Старость наступила и вытолкнула его на арену – даже в какой-то степени против его собственной воли. Роман – далеко не самое совершенное, что написал Пастернак, но зато самое главное и для него самого, и для истории. Роман забраживал в нем давно, но решиться на роман, как на рискованный поступок, он сумел только после победы в войне против фашизма на волне общего и собственного подъема. Отчего произошел этот подъем, казалось непредставимый после стольких предвоенных арестов и расстрелов, после дамоклова меча страха, висевшего над каждой головой, после позора отступлений в начале войны? От неожиданного подарка судьбы, когда, к облегчению совести многих советских людей, фашизм оказался чудовищем еще страшнее отечественного, патриотизм стал не просто приказанным свыше, а долгом и даже искренним вдохновением.
Один из героев романа Пастернака говорит другу:
«Люди не только в твоем положении, на каторге, но все решительно, в тылу и на фронте, вздохнули свободнее, всею грудью, и упоенно, с чувством истинного счастья бросились в горнило грозной борьбы, смертельной и спасительной… Извлеченная из бедствий закалка характеров, неизбалованность, героизм, готовность к крупному, отчаянному, небывалому…»
Отсюда и сам роман «Доктор Живаго» – из готовности к крупному, отчаянному…
Но выигранная война с чужеземным фашизмом постепенно становилась проигранной фашизму собственному, обманчиво притворяющемуся антифашизмом. Парадокс истории состоял в том, что, борясь с Гитлером, Сталин поступал не лучше Гитлера по отношению к собственному народу, продолжая держать миллионы людей за лагерной колючей проволокой.
Сталин, с неожиданной сентиментальностью во время банкета в честь Победы проговорившийся о вине перед собственным народом, спохватился, начал закручивать гайки, чтобы не дать людям слишком распрямиться от гордости за выстраданную ими победу. Сталину весьма не понравилось, когда ему было доложено, что при появлении Анны Ахматовой на сцене Политехнического музея зал встал – ранее вставали только при его, сталинском, появлении. Надо было расправиться с опасными микробами свободолюбия, неожиданно заразившими народ во время войны. Надо было «стреножить» вчерашних победителей, чересчур вольно гарцевавших на полях битв в Европе. Надо было показать «свое место» всем, в первую очередь главному победителю – маршалу Жукову, а потом, конечно, слишком свободомыслящим интеллигентам. Реальностью стали холодная война, государственный антисемитизм под псевдонимом «борьба с безродными космополитами», издевательство над Шостаковичем, Ахматовой, Зощенко…
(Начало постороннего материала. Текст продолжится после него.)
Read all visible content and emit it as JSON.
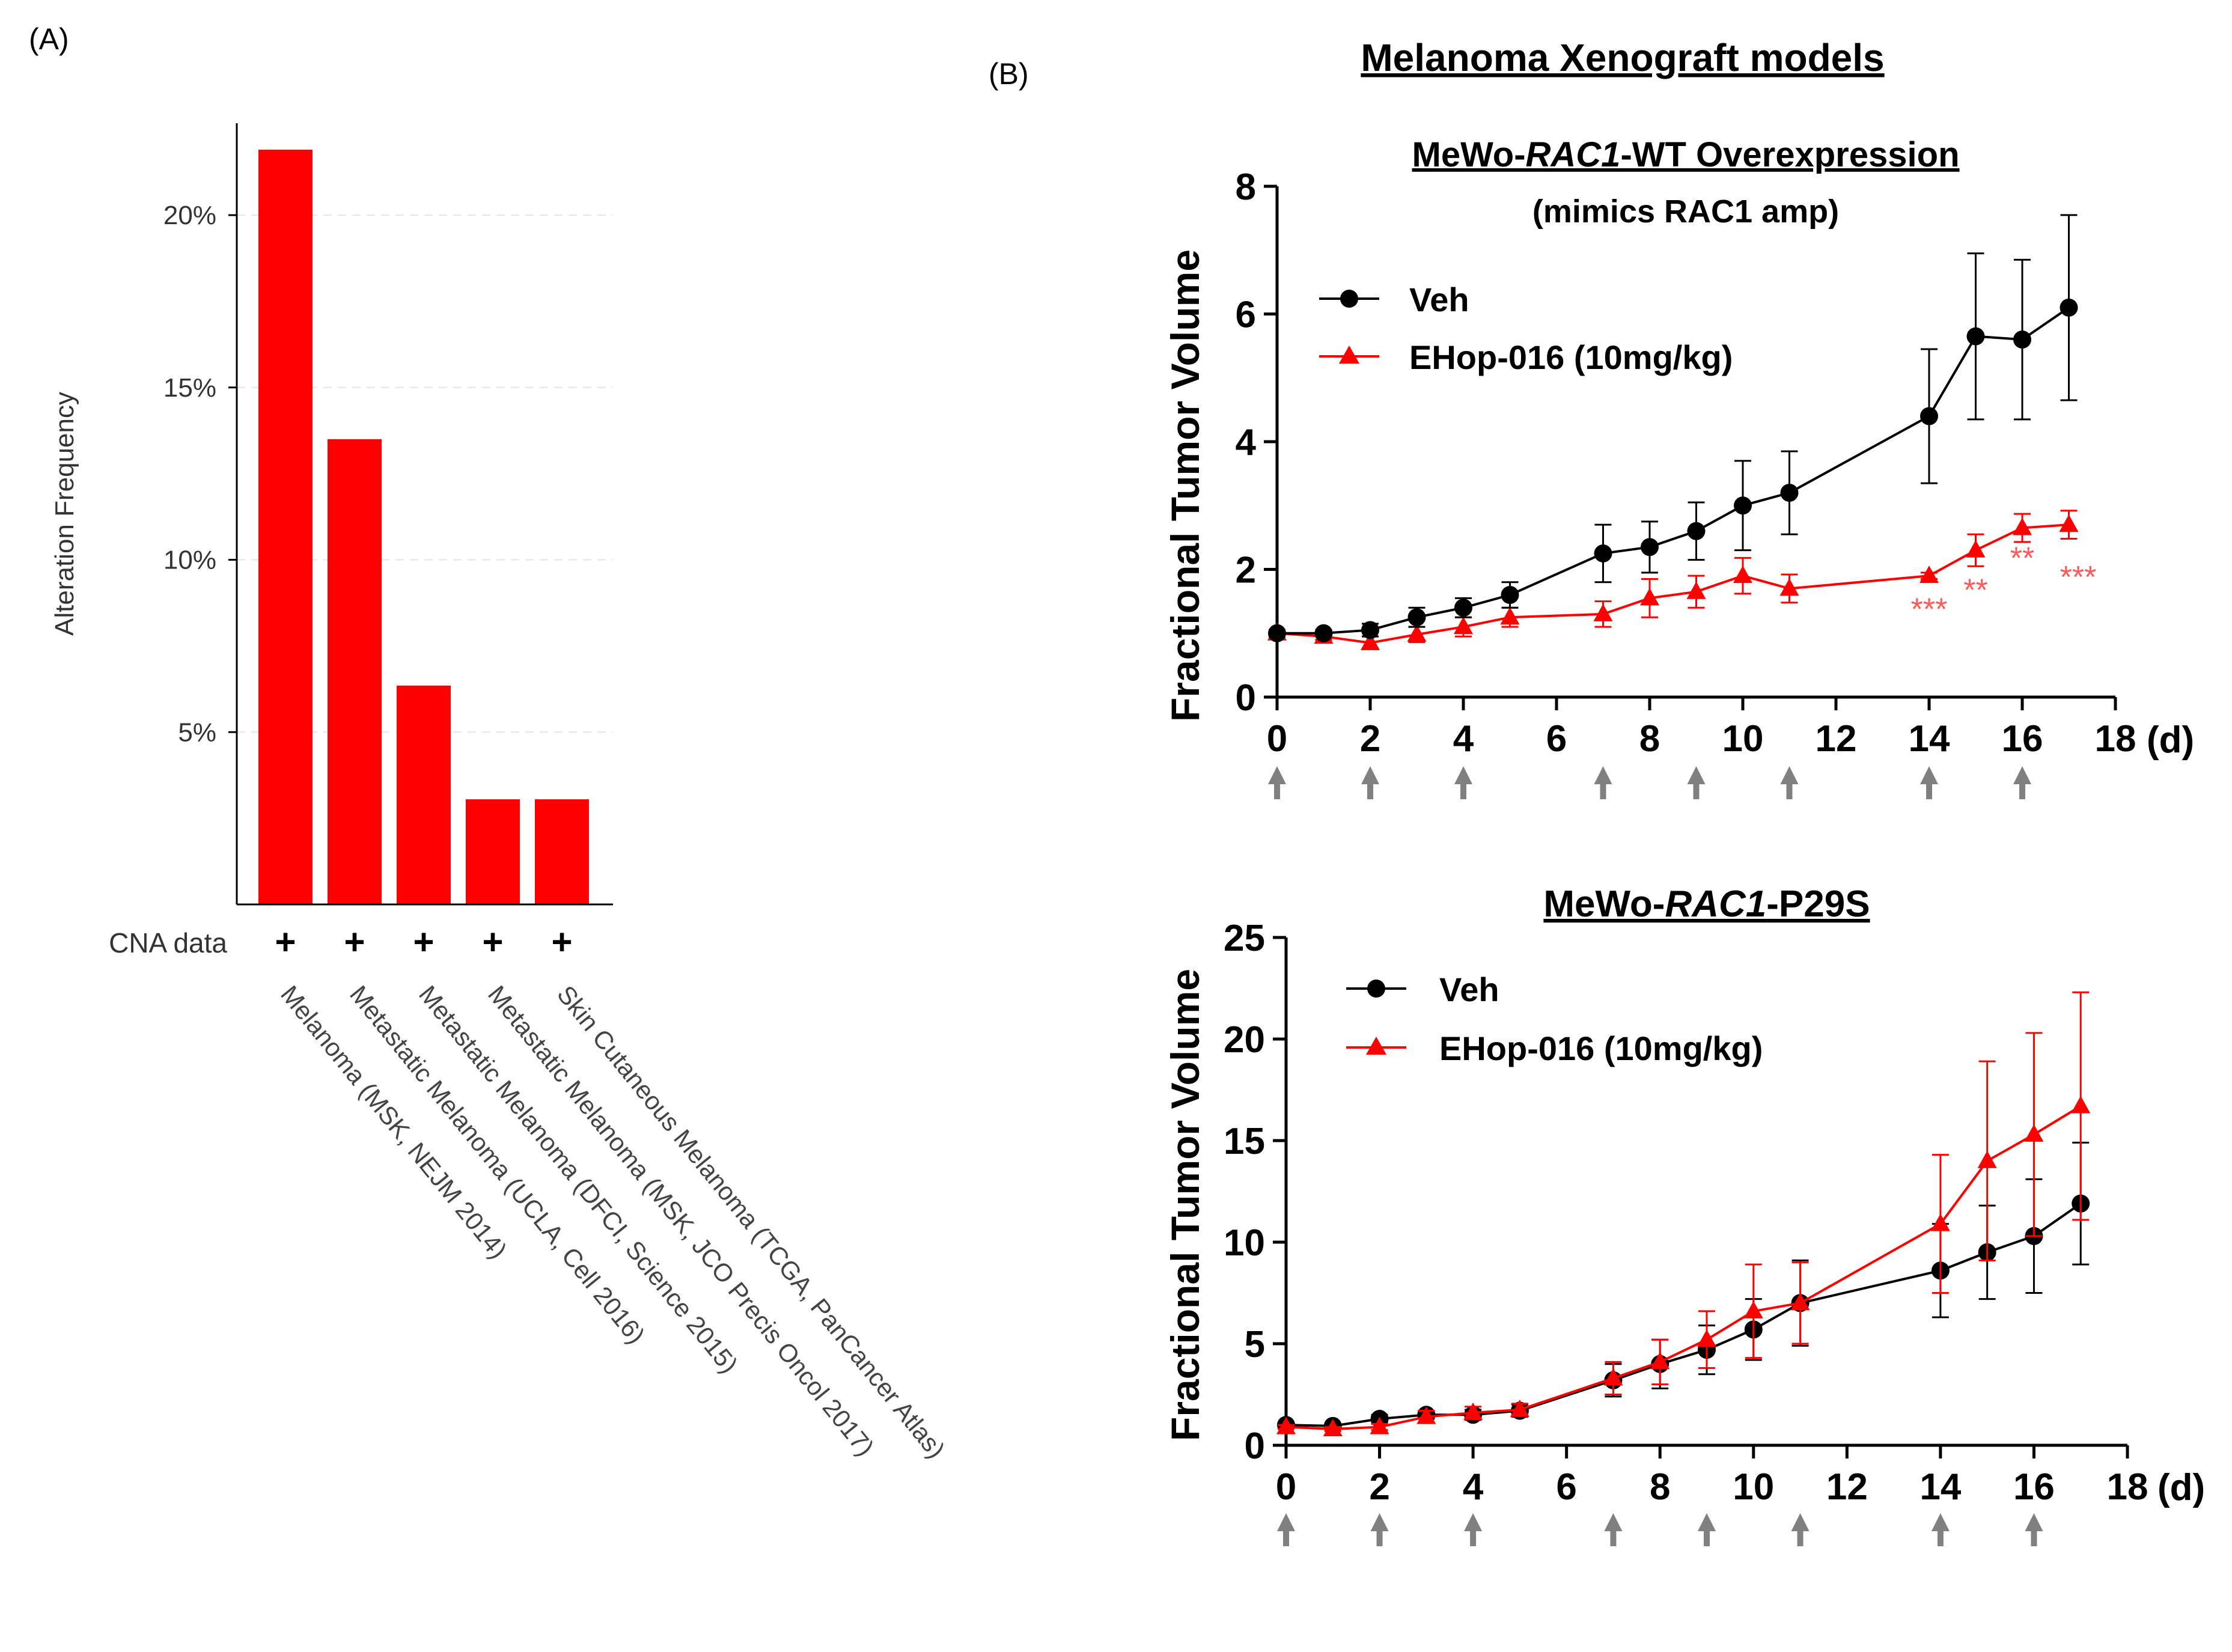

«Крупное, отчаянное…» не было нужно партийной бюрократии. Хрущев, сам решившийся в 56-м году на крупный, отчаянный шаг – разоблачение Сталина, решил монополизировать право на «отчаянность» лишь для себя самого. Все остальное его раздражало и пугало. Именно он, а не кто иной, всего-навсего через несколько месяцев после своей антисталинской речи по-сталински потопил в крови венгерское восстание.
Пастернак наверняка понимал, что надежд на спокойное напечатание романа не остается, но роман уже почти существовал и, словно поезд, обрастая новыми главами, как подцепляемыми к нему новыми вагонами, неостановимо шел к откосу.